Many women also feel intimidated or out of place when trying to pursue the career. Common feelings of inadequacy and discouragement from peers due to preconceived prejudice can negatively influence girls who are in the process of trying to get a feel for their potential interest.

“Some guys will automatically assume I don’t know how to code or that I’m a bad programmer because of my gender, and that’s just wrong,” Gao said.

Festejo agrees with this sentiment and states that she often feels that “in the technological field there aren’t a lot of women and a lot of people are discouraged by that.”

What progress is being made and what can we keep doing?

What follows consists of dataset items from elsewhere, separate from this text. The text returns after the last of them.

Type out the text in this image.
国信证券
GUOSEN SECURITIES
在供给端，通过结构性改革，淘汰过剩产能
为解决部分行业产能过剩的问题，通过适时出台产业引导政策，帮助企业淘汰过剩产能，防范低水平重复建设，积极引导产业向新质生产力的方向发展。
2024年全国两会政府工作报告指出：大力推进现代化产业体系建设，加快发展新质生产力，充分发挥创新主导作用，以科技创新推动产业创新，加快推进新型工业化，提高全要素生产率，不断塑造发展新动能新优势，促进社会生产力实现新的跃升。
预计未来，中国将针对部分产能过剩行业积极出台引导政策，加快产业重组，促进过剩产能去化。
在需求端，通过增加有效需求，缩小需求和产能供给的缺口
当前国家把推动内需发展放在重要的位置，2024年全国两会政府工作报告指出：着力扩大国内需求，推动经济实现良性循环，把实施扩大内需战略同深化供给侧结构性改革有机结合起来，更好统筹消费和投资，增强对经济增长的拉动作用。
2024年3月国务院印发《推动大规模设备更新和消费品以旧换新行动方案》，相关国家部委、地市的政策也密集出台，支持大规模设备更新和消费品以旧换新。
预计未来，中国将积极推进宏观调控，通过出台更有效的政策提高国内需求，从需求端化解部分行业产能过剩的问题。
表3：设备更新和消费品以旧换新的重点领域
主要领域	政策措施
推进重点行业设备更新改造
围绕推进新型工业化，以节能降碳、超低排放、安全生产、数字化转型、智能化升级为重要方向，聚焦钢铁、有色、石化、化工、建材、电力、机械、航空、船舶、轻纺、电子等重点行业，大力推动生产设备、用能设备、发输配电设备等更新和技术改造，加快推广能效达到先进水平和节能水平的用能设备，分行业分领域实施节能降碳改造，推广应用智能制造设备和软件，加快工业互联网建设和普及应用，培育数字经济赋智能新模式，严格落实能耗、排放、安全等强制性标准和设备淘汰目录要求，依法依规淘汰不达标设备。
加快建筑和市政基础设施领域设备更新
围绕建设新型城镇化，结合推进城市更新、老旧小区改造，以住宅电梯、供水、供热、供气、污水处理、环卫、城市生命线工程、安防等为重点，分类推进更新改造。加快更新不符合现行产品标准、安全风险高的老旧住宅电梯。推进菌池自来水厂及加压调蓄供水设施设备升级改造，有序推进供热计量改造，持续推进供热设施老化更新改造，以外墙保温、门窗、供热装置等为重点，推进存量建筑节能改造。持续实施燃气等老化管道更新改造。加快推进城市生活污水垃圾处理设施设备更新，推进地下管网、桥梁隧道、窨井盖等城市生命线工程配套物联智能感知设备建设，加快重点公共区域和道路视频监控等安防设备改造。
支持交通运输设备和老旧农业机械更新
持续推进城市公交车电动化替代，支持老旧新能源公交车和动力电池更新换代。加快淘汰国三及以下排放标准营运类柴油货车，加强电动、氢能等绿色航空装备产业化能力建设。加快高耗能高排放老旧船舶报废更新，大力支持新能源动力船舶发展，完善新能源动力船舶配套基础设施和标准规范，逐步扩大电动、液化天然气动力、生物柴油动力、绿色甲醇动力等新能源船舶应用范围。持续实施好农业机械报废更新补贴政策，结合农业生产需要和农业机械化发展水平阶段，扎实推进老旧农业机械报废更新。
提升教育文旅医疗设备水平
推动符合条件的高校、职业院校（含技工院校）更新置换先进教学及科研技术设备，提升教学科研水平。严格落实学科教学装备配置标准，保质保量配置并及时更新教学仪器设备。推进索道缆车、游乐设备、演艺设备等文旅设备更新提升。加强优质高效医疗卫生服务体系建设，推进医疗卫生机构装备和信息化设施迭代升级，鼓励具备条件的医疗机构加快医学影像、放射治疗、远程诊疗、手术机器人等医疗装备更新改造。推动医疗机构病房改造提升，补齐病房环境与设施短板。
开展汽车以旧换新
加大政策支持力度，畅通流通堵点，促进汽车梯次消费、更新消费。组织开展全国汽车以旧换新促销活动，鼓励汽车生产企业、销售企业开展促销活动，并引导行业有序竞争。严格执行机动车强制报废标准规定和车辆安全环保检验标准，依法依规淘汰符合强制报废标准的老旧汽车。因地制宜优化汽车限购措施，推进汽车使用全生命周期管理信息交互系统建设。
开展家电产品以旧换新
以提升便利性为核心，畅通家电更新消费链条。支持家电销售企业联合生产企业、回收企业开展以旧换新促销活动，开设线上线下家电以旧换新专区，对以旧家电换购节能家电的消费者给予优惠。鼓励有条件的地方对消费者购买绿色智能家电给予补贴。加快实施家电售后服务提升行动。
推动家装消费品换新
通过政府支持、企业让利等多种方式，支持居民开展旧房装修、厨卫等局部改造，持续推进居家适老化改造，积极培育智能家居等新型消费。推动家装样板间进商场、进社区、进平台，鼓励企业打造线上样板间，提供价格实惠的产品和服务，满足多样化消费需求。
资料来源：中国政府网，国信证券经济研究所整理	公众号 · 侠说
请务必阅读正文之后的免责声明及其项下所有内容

More organizations, teachers and hackathons are taking strides to show girls the appeal of coding to let them know that computer science is a useful skill and a legitimate and viable career choice for their futures.

“The greatest thing about computer science is that you can combine it with your other passions. For example, I’m a very strong feminist, so one of the causes I’m passionate about is birth control education. I used my computer science skills to build a website that determines the best form of birth control for you in order to make information about the different types more accessible. Allowing computer science to further one of your other passions is one of the coolest ways to learn more about both computer science and your other passion,” exclaimed Gao. 

Computer science is slowly becoming a mixed field of men and women working alongside each other as colleagues. In the past women were an untapped talent pool, unable to exercise their unrealized skills in this field. But after an uphill battle to make a mark in a “man’s world,” women are being pushed to stake their claim, allowing them to call themselves Girls Who Code with pride.

Gao, Festejo, and Dalziel affirm: Never give up, believe in yourself, and follow your passion.